Nick's Picks, the 100 Most Notable Books of 2012 - 91,90,89...

#91:  Mrs. Queen Takes the Train, by William Kuhn.  Harper.  $25.99.

Do you think the Queen gets a little tired of the shenanigans of her royal brood?  The Hitler costumes?  The naked photographs?  (Billiards in the nude is seemingly quite difficult.)

Well, what if one day, Queen Elizabeth decided to don a hoodie in the rain and head out to the great unknown?  Or at least to Scotland, where a loved yacht is now moored.

Set sail with William Kuhn and discover what happens on just such a sojourn - all while the Royal attendants try to keep up the ruse that the Queen isn't missing, not at all.

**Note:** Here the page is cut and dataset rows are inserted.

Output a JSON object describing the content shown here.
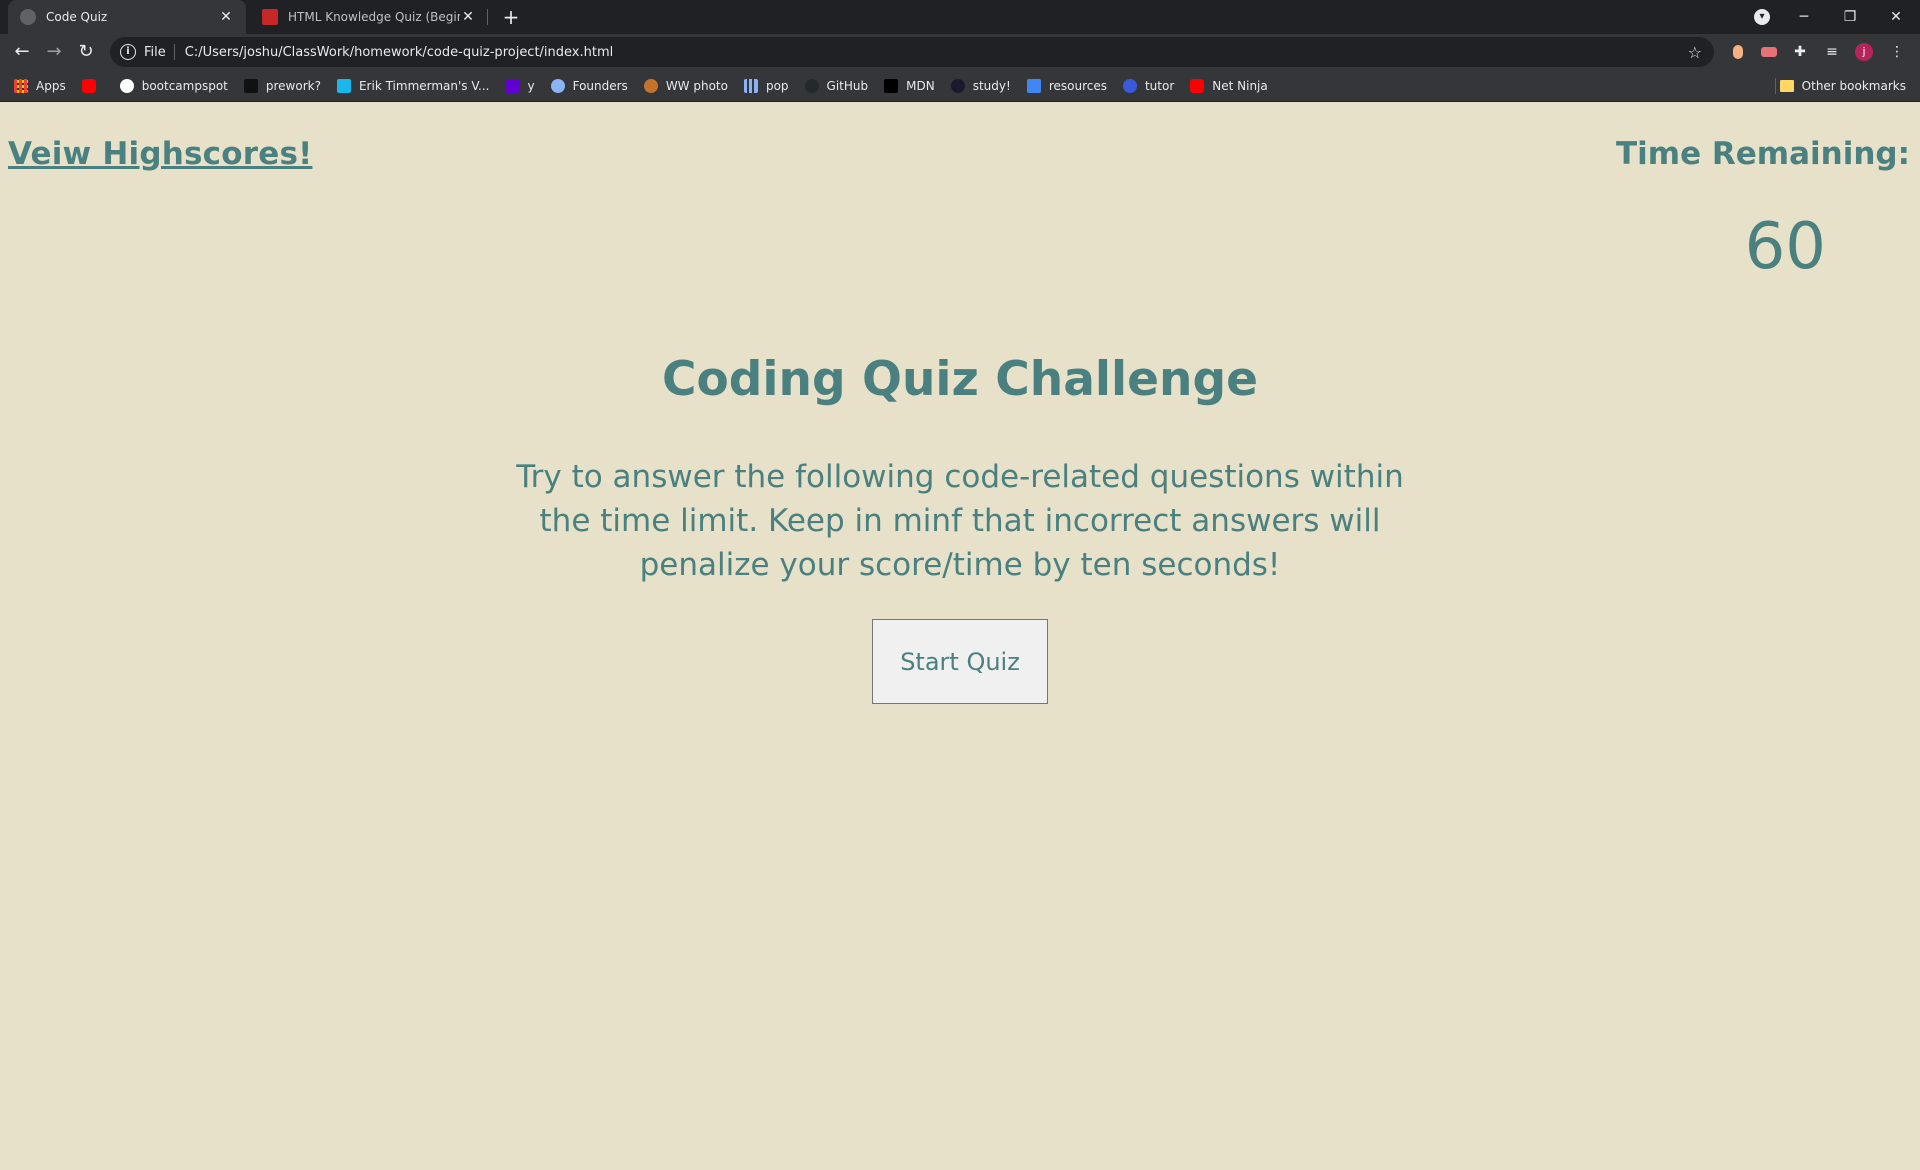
{
  "browser": {
    "tabs": [
      {
        "title": "Code Quiz",
        "active": true
      },
      {
        "title": "HTML Knowledge Quiz (Beginner",
        "active": false
      }
    ],
    "new_tab": "+",
    "window_controls": {
      "minimize": "─",
      "restore": "❐",
      "close": "✕"
    },
    "address": {
      "scheme": "File",
      "url": "C:/Users/joshu/ClassWork/homework/code-quiz-project/index.html"
    },
    "bookmarks": [
      {
        "label": "Apps",
        "icon_color": "#ea4335"
      },
      {
        "label": "",
        "icon_color": "#ff0000"
      },
      {
        "label": "bootcampspot",
        "icon_color": "#ffffff"
      },
      {
        "label": "prework?",
        "icon_color": "#202124"
      },
      {
        "label": "Erik Timmerman's V...",
        "icon_color": "#1ab7ea"
      },
      {
        "label": "y",
        "icon_color": "#6001d2"
      },
      {
        "label": "Founders",
        "icon_color": "#8ab4f8"
      },
      {
        "label": "WW photo",
        "icon_color": "#c4732d"
      },
      {
        "label": "pop",
        "icon_color": "#8ab4f8"
      },
      {
        "label": "GitHub",
        "icon_color": "#24292e"
      },
      {
        "label": "MDN",
        "icon_color": "#000000"
      },
      {
        "label": "study!",
        "icon_color": "#1a1a2e"
      },
      {
        "label": "resources",
        "icon_color": "#4285f4"
      },
      {
        "label": "tutor",
        "icon_color": "#3a5bd9"
      },
      {
        "label": "Net Ninja",
        "icon_color": "#ff0000"
      }
    ],
    "other_bookmarks": "Other bookmarks",
    "profile_initial": "j"
  },
  "page": {
    "highscores_link": "Veiw Highscores!",
    "time_label": "Time Remaining:",
    "time_value": "60",
    "title": "Coding Quiz Challenge",
    "description": "Try to answer the following code-related questions within the time limit. Keep in minf that incorrect answers will penalize your score/time by ten seconds!",
    "start_button": "Start Quiz"
  },
  "colors": {
    "page_background": "#e6e1c8",
    "accent_text": "#4a8080",
    "chrome_dark": "#202124",
    "chrome_mid": "#35363a"
  }
}
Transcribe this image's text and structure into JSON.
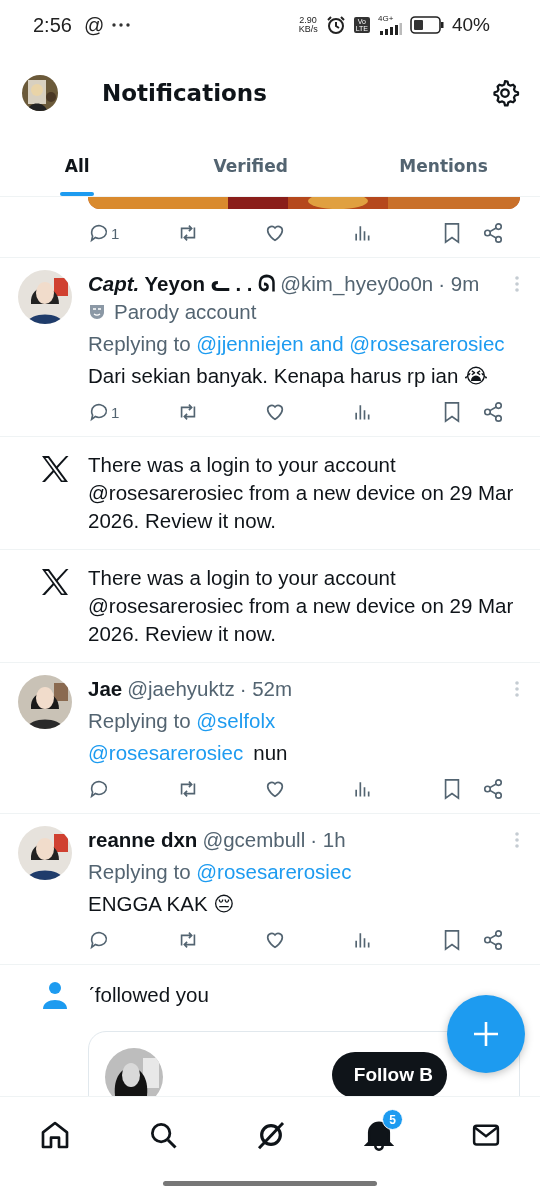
{
  "status_bar": {
    "time": "2:56",
    "at_sign": "@",
    "net_speed": "2.90",
    "net_unit": "KB/s",
    "volte": [
      "Vo",
      "LTE"
    ],
    "network": "4G+",
    "battery": "40%"
  },
  "header": {
    "title": "Notifications"
  },
  "tabs": [
    {
      "label": "All",
      "selected": true
    },
    {
      "label": "Verified",
      "selected": false
    },
    {
      "label": "Mentions",
      "selected": false
    }
  ],
  "feed": [
    {
      "kind": "tweet_tail",
      "reply_count": "1"
    },
    {
      "kind": "tweet",
      "name": "*Capt.* Yeyon ᓚ . . ᘏ",
      "handle": "@kim_hyey0o0n",
      "time": "· 9m",
      "parody": "Parody account",
      "replying_label": "Replying to",
      "replying_to": "@jjenniejen and @rosesarerosiec",
      "text": "Dari sekian banyak. Kenapa harus rp ian 😭",
      "reply_count": "1"
    },
    {
      "kind": "system",
      "text": "There was a login to your account @rosesarerosiec from a new device on 29 Mar 2026. Review it now."
    },
    {
      "kind": "system",
      "text": "There was a login to your account @rosesarerosiec from a new device on 29 Mar 2026. Review it now."
    },
    {
      "kind": "tweet",
      "name": "Jae",
      "handle": "@jaehyuktz",
      "time": "· 52m",
      "replying_label": "Replying to",
      "replying_to": "@selfolx",
      "mention": "@rosesarerosiec",
      "text": "nun"
    },
    {
      "kind": "tweet",
      "name": "reanne dxn",
      "handle": "@gcembull",
      "time": "· 1h",
      "replying_label": "Replying to",
      "replying_to": "@rosesarerosiec",
      "text": "ENGGA KAK 😔"
    },
    {
      "kind": "follow",
      "text": "ˊfollowed you",
      "button": "Follow B"
    }
  ],
  "nav": [
    {
      "kind": "home",
      "selected": false
    },
    {
      "kind": "search",
      "selected": false
    },
    {
      "kind": "grok",
      "selected": false
    },
    {
      "kind": "bell",
      "selected": true,
      "badge": "5"
    },
    {
      "kind": "mail",
      "selected": false
    }
  ]
}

#90:  Subversives: The FBI's War on Student Radicals, and Reagan's Rise to Power, by Seth Rosenfeld.  Farrar, Straus and Giroux.  $40.

Clark Kerr, Ronald Reagan, Mario Savio, and J. Edgar Hoover - a University President, a future President, the icon of Berkeley's Free Speech Movement, and the director of the FBI - have had their stories told before, but Rosenfeld had access to government documents (more than a quarter of a million pages that he forced the government to produce) so his portraits are fuller, darker and more expansive than ever before.

On one side are Kerr and Savio, the other Reagan and Hoover.  Hoover was a bastard, Reagan a power-hungry dupe - and both Kerr and Savio, though sympathetic, are shown in Rosenfeld's work to not have personally wielded the influence many ascribe to them today.  Subversives is monumental - both in length (more than 700 pages) and in its effort to lay bare the contempt falsely fostered and fomented, contempt that led to the explosion of the Free Speech Movement.

Be careful what you wish for, Mr. Hoover.



#89:  The Raven Boys, by Maggie Stiefvater.  Scholastic Press.  $18.99.

Haunted forests?  Tarot?  Latin-speaking trees?  All these and more you'll find inside Maggie Stiefvater's The Raven Boys.  But what's most impressive in this book geared to the Young Adult reader in your life, is that the story always comes back to family - how families work (or not) and the peculiar ties that bind them together and often pull them apart.

The book's on this list, though, because my coworker Tracy says this is the book above all others that she is going to press into readers' hands this season.  Good enough for Tracy is good enough for me.